In dieser Zeit teilt Georges-Gaston Pombal, ein kleiner Konsulatsbeamter, in der Rue Nebi Daniel eine winzige Wohnung mit mir. Er ist eine bemerkenswerte Figur unter den Diplomaten, denn er scheint Rückgrat zu besitzen. Die zermürbende Tretmühle der Protokolle und Empfänge – sie gleichen einem surrealistischen Albtraum – ist für ihn voll exotischen Zaubers. Er sieht die Aufgabe der Diplomatie mit den Augen Rousseaus des Zöllners. Er gibt sich ihr begeistert hin, achtet jedoch streng darauf, dass nicht sein ganzer Verstand und alle Vernunft von ihr absorbiert werden. Ich glaube, das Geheimnis seiner Erfolge liegt in seiner grenzenlosen, fast übernatürlichen Faulheit.

An seinem Schreibtisch im Generalkonsulat ist er ständig umflattert von den Visitenkarten seiner Kollegen. Er ist ein riesiges, dickes, träges Faultier, ein hingebungsvoller Anhänger ausgedehnter Nachmittagssiestas und eines Crébillon fils. Seine Taschentücher duften wunderbar nach Eau de Portugal. Sein Lieblingsthema sind die Frauen, und zweifellos spricht er aus Erfahrung, denn der Besucherinnenstrom in der kleinen Wohnung nimmt kein Ende, und selten sieht man zweimal dasselbe Gesicht. »Für einen Franzosen ist die Liebe hier höchst interessant. Hier handelt man, noch ehe man nachdenkt. Und wenn der Augenblick kommt, da man zweifeln, Gewissensbisse empfinden müsste, ist es zu heiß, hat niemand die Kraft dazu. Diesem Animalismus mangelt es zwar an finesse, aber er gefällt mir. Herz und Hirn sind bei mir von der Liebe schon genügend strapaziert worden, ich will meine Ruhe haben – vor allem, mon cher, vor dieser jüdisch-koptischen Neigung zur dissection, zum Analysieren.
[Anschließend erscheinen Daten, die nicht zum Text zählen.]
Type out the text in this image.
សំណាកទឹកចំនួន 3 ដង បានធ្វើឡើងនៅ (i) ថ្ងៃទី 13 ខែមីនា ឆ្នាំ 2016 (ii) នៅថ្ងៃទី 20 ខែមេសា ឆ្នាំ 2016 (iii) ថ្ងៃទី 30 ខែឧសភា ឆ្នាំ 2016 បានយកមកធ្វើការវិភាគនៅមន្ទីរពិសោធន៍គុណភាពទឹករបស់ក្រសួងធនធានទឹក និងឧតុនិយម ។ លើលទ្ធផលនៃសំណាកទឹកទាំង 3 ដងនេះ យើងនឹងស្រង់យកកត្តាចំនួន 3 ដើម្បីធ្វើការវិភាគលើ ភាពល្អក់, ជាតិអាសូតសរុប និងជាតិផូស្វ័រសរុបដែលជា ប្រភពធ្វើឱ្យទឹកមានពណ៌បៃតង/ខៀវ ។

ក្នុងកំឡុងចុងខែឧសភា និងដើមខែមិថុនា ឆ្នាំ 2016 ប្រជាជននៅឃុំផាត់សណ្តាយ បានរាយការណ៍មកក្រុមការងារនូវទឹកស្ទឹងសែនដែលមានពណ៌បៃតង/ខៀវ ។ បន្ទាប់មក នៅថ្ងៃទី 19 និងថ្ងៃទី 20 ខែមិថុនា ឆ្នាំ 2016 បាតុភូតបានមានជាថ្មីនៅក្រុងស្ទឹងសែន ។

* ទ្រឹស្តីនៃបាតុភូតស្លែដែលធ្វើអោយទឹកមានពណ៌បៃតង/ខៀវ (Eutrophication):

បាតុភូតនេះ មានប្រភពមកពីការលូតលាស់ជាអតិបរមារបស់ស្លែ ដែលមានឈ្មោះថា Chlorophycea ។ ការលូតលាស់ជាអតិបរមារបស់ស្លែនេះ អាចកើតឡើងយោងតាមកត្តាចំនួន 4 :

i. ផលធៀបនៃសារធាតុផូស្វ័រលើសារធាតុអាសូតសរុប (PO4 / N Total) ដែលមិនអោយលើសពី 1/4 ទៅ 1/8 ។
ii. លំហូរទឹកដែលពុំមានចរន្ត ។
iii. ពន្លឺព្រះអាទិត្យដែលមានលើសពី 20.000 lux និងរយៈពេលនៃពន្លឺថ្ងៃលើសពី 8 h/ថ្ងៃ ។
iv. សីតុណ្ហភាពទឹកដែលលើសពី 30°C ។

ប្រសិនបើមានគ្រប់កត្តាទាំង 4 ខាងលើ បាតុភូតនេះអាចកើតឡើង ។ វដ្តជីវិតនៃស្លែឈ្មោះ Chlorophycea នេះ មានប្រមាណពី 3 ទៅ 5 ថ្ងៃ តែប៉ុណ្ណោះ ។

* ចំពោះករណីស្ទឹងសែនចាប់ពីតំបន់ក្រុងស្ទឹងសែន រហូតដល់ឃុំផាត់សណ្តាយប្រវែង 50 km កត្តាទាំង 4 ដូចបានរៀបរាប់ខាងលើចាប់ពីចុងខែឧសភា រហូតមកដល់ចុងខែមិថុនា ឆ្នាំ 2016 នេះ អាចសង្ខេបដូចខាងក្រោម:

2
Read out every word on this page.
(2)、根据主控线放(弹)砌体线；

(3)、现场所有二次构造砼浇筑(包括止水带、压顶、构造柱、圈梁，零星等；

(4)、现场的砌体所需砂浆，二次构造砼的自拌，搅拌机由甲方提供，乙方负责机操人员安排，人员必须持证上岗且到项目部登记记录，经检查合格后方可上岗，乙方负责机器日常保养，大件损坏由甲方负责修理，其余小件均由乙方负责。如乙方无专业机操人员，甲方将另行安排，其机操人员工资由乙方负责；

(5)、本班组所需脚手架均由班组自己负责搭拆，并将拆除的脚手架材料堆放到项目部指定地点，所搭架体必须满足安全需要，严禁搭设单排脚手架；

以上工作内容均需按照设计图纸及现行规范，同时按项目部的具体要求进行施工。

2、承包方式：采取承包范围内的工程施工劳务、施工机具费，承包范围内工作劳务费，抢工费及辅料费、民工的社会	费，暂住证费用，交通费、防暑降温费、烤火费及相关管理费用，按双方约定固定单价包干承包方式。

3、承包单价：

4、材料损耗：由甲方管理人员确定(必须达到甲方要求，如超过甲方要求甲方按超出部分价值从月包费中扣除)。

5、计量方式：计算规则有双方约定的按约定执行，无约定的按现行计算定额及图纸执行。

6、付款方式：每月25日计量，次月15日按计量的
Ich möchte mit heilem Herzen zu meinem Bauernhaus in der Normandie zurückkehren.«

Die längste Zeit des Winters ist er auf Urlaub, und ich habe dann die kleine nasskalte Wohnung für mich allein und bleibe lange auf und korrigiere Schulhefte; der schnarchende Hamid ist mein einziger Gesellschafter. In diesem letzten Jahr habe ich den toten Punkt erreicht. Ich besitze nicht genügend Willenskraft, um etwas mit meinem Leben anzufangen, meine Situation durch harte Arbeit zu verbessern, zu schreiben – nicht einmal, mit einer Frau zu schlafen. Ich weiß nicht, was über mich gekommen ist. Es ist das erste Mal, dass mein Selbsterhaltungstrieb versagt. Manchmal werfe ich einen Blick in ein Manuskriptbündel oder in alte Korrekturbogen eines Romans oder eines Gedichtbandes, tue es angewidert, gleichgültig, mit der leisen Wehmut eines Menschen, der in einem alten Pass blättert.

Hin und wieder verirrt sich eines von Georges’ Mädchen, wenn es in die Wohnung kommt und ihn nicht antrifft, in meine Netze, aber das verschärft für eine Weile mein taedium vitae nur noch. Georges ist in dieser Beziehung großzügig und äußerst entgegenkommend; bevor er wegfährt, bezahlt er oft (weil er weiß, wie arm ich bin) eine der Syrerinnen aus Golfos Taverne im Voraus und ordnet an, dass sie gelegentlich eine Nacht in unserer Wohnung verbringt, en disponibilité, wie er es nennt. Ihre Aufgabe ist es, mich aufzuheitern; ohne Zweifel ein mühsames Unterfangen, obwohl es mir äußerlich keineswegs an Heiterkeit zu mangeln scheint. Als nützlich hat sich stets eine kleine Plauderei erwiesen, die sich ganz von selbst, fast automatisch entwickelt und die noch andauert, wenn eine Unterhaltung schon gar nicht mehr erforderlich ist; wenn es sein muss, kann ich auch einmal mit einer Frau ins Bett gehen und das durchaus als angenehm empfinden, da man hier ja ohnehin schlecht schläft; aber ich tue es ohne Leidenschaft, ohne Interesse.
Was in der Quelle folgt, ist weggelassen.